En 2013, Nicolas Anelka avait été suspendu pour cinq matches par la Fédération anglaise de football, puis licencié par West Bromwich Albion, pour une "quenelle". Copyright de l’image Getty
Image caption En 2013, Nicolas Anelka avait été suspendu pour cinq matches par la Fédération anglaise de football, puis licencié par West Bromwich Albion, pour une "quenelle".

Annoncé dans un club d’Alger, Nicolas Anelka s’est finalement vu refuser une dérogation de la part des instances du football algérien qui lui aurait permis de jouer.

Le joueur français n’ira pas jouer en Algérie. C’est le président de la Ligue de football professionnel algérienne, Mahfoud Kerbadj qui l’a annoncé à la presse lundi.

Les raisons évoquées sont les suivantes : "les lois relatives aux joueurs étrangers couvrant le droit d'évoluer dans le championnat algérien sont clairs : seuls ceux âgés de moins de 27 ans et internationaux au sein des sélections de leurs pays sont autorisés à signer dans nos clubs", a-t-il expliqué.

La Ligue algérienne ne compte pas déroger à la règle pour permettre à l’ancien international français d’évoluer dans son championnat.

Anelka s'est entraîné la semaine dernière avec le club de Nasr athlétique d'Hussein Dey, qui a demandé une dérogation afin de pouvoir l'engager pour 18 mois, selon le président du club algérois Mahfoud Ouled Zmirli.

Agé de 35 ans, le Français a évolué dans plusieurs grands clubs européens : Arsenal, Chelsea, Juventus Turin ou encore le Real Madrid.

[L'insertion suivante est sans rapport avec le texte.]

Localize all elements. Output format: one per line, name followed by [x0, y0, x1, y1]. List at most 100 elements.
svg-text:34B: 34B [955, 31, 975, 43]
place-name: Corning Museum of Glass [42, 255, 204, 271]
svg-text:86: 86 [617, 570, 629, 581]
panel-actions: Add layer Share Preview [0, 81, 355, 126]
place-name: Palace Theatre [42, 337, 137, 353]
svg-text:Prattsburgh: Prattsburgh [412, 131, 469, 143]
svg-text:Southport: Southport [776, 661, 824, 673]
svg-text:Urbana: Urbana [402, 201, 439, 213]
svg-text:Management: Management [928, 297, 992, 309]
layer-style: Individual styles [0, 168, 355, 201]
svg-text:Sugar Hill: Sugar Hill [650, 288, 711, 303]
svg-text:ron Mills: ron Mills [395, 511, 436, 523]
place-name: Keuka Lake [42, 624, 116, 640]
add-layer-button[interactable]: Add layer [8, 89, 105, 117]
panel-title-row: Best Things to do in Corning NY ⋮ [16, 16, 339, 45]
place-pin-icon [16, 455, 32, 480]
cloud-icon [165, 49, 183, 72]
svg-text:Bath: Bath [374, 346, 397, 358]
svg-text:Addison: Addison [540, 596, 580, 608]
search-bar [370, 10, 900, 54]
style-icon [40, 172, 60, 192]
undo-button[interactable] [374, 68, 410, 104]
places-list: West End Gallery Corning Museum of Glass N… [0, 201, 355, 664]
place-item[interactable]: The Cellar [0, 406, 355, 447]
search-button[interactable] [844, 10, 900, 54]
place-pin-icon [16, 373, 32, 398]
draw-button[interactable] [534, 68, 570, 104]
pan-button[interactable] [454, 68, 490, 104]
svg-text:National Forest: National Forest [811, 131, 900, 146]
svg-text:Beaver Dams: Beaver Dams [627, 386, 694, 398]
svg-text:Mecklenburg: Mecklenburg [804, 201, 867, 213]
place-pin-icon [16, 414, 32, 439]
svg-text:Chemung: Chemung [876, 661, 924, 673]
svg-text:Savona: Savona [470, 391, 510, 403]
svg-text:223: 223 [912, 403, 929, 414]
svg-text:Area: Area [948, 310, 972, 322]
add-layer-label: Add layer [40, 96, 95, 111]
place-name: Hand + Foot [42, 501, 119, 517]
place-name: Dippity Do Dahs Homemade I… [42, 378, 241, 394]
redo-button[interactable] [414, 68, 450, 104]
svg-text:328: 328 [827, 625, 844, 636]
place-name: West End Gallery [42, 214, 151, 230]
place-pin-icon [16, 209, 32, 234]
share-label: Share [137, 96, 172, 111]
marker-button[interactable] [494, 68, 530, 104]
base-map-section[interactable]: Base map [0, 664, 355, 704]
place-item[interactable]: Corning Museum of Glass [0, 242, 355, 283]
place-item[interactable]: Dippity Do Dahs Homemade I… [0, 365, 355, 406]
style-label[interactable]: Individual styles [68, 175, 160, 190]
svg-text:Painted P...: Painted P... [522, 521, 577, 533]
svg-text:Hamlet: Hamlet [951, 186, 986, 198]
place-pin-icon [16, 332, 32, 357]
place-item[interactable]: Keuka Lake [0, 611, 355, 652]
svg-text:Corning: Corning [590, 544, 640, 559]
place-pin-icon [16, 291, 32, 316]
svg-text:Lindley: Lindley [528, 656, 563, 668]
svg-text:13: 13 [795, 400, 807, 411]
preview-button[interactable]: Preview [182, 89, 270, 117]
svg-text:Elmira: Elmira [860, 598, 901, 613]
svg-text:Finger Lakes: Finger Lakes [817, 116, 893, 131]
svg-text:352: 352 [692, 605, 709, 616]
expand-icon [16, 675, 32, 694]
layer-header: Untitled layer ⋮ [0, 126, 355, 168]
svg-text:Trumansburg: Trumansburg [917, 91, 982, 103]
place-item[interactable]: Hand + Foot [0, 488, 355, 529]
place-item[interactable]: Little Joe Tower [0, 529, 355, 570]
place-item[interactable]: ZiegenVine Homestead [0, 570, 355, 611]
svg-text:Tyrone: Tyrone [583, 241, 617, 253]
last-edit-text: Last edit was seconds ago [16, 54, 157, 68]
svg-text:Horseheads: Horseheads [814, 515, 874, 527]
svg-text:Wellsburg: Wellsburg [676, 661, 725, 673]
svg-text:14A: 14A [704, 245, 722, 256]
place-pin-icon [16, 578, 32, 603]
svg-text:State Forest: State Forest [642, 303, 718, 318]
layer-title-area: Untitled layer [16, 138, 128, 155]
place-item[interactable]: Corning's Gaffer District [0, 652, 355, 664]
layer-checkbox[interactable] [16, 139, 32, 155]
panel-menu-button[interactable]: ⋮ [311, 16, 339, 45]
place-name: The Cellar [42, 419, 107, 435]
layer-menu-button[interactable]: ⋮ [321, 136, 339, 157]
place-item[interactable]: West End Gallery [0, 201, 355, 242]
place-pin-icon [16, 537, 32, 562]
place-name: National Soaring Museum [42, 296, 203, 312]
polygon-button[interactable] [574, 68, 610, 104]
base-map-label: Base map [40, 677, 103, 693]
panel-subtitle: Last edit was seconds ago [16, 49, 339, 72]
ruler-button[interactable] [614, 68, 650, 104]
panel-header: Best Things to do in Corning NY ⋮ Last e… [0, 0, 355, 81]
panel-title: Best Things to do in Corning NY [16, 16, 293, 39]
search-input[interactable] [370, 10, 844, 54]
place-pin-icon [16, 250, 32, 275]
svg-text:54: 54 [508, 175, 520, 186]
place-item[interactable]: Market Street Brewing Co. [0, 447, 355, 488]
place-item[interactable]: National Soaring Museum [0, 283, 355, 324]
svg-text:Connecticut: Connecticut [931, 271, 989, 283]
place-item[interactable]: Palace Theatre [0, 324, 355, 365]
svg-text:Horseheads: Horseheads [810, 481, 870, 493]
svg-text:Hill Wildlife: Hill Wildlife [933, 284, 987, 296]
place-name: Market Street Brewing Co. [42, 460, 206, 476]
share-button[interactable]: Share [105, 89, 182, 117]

En 2013, l'ancien international français aux 69 sélections avait été suspendu pour cinq matches par la Fédération anglaise de football, puis licencié par West Bromwich Albion, pour une "quenelle", un geste considéré par certains comme antisémite, dont il avait été l'auteur pour fêter un but en Championnat d'Angleterre.

Fin 2014, il avait rejoint l'Indian Super League dans le club de Mumbai City FC.